L’incubation peut durer de quelques semaines à plusieurs mois. « Ce silence est trompeur : c’est une période critique où nous pouvons encore sauver des vies si les victimes se présentent à temps dans un centre de traitement », rappelle le Dr Yiksing Peng.
Chez l’humain, la maladie attaque le cerveau, provoquant encéphalite, hallucinations, confusion, puis les signes caractéristiques : hydrophobie (peur de l’eau), aérophobie (peur des courants d’air), hypersensibilité et difficultés respiratoires.
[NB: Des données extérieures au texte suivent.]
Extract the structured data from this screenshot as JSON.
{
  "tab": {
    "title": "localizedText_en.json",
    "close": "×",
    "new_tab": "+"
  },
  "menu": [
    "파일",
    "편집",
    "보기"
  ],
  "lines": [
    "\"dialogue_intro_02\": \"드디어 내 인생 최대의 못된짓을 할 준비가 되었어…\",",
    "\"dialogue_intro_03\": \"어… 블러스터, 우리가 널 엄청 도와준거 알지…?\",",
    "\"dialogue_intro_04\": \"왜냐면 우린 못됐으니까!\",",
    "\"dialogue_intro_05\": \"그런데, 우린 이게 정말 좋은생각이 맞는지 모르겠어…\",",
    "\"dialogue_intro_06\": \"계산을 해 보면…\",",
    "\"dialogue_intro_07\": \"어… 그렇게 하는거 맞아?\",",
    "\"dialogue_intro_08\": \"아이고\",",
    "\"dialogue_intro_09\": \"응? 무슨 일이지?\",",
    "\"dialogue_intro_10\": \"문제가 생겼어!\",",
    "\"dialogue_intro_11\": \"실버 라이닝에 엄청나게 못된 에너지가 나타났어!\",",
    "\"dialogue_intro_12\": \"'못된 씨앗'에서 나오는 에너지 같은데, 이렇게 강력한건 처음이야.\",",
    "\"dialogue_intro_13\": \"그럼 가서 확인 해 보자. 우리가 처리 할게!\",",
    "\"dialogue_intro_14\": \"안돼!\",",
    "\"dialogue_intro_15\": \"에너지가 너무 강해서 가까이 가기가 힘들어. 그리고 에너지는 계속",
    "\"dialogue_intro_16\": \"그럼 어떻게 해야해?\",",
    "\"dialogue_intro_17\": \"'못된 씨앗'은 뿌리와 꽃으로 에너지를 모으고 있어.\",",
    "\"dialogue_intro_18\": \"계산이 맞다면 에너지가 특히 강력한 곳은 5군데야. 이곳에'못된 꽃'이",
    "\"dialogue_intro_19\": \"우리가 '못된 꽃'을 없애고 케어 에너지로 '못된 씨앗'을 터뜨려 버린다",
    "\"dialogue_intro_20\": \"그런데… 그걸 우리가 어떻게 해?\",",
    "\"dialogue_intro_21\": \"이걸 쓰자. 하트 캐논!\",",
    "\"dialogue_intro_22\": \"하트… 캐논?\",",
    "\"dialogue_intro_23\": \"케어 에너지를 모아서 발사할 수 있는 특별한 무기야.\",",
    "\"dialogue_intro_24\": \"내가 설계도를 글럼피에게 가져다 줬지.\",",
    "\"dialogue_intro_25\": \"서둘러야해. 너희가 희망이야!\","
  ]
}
Une fois les symptômes déclarés, la mort est inévitable.
Une avancée majeure signée Phnom Penh
L’Institut Pasteur du Cambodge est à la pointe de la recherche dans le monde. Longtemps, en effet, le protocole imposait cinq injections réparties sur plusieurs semaines. Mais grâce aux recherches menées à l’IPC, ce traitement a été considérablement allégé : depuis 2018, un schéma vaccinal de trois visites en une semaine suffit.
« Nous avons prouvé que trois sessions permettaient une protection complète. L’OMS a reconnu ce protocole en 2018, et il est aujourd’hui recommandé dans le monde entier », se félicite le Dr Yiksing Peng. Ce protocole est désormais officiellement appelé « protocole de l’Institut Pasteur du Cambodge », un succès dont les deux médecins sont fiers.

Ce progrès change tout pour les patients, qui peuvent terminer leur traitement en sept jours, au lieu de plusieurs semaines auparavant. C’est un gain bien sûr pour le patient, mais aussi un avantage considérable sur le plan financier. En diminuant le nombre d’injections et les doses, le coût du traitement a été réduit à 15 dollars. Une somme dérisoire au regard d’une vie sauvée, mais encore trop élevée pour une partie de la population rurale.
Une couverture encore insuffisante
Chaque année, les centres de l’IPC traitent plus de 60 000 personnes. Mais ce chiffre reste faible face aux 600 000 morsures de chiens estimées annuellement au Cambodge. « Le décalage est immense. Beaucoup de victimes ne consultent pas, faute de moyens ou de sensibilisation, et meurent à domicile sans être comptabilisées », regrette le Dr Ly Sowath.
La clé : vacciner les chiens
Au-delà des soins curatifs, l’élimination de la rage ne pourra passer que par la vaccination canine. « Si l’on vaccine 70 % des chiens chaque année pendant cinq à sept ans, la rage peut disparaître d’une région », assure le Dr Yik Sing Peng.
Pourtant, le Cambodge ne dispose toujours pas d’un programme national obligatoire de vaccination canine. Les initiatives locales existent, mais restent insuffisantes pour freiner la propagation du virus.
Un appel à la vigilance et à la prévention
Les deux médecins sont formels : la rage reste une urgence sanitaire. « C’est une maladie 100 % mortelle, mais 100 % évitable si l’on agit à temps. Toute personne mordue, griffée ou léchée par un animal doit consulter rapidement un centre de traitement et recevoir la prophylaxie post-exposition », martèle le Dr Ly Sowath.
Alors que la communauté internationale s’est fixé pour objectif l’élimination de la rage transmise par les chiens d’ici 2030, le Cambodge se trouve face à un défi crucial : élargir l’accès aux soins, renforcer la sensibilisation des populations et engager une véritable politique de vaccination canine.
La bataille est encore loin d’être gagnée, mais une chose est sûre : à Phnom Penh, l’Institut Pasteur du Cambodge est à l’avant-garde de ce combat vital.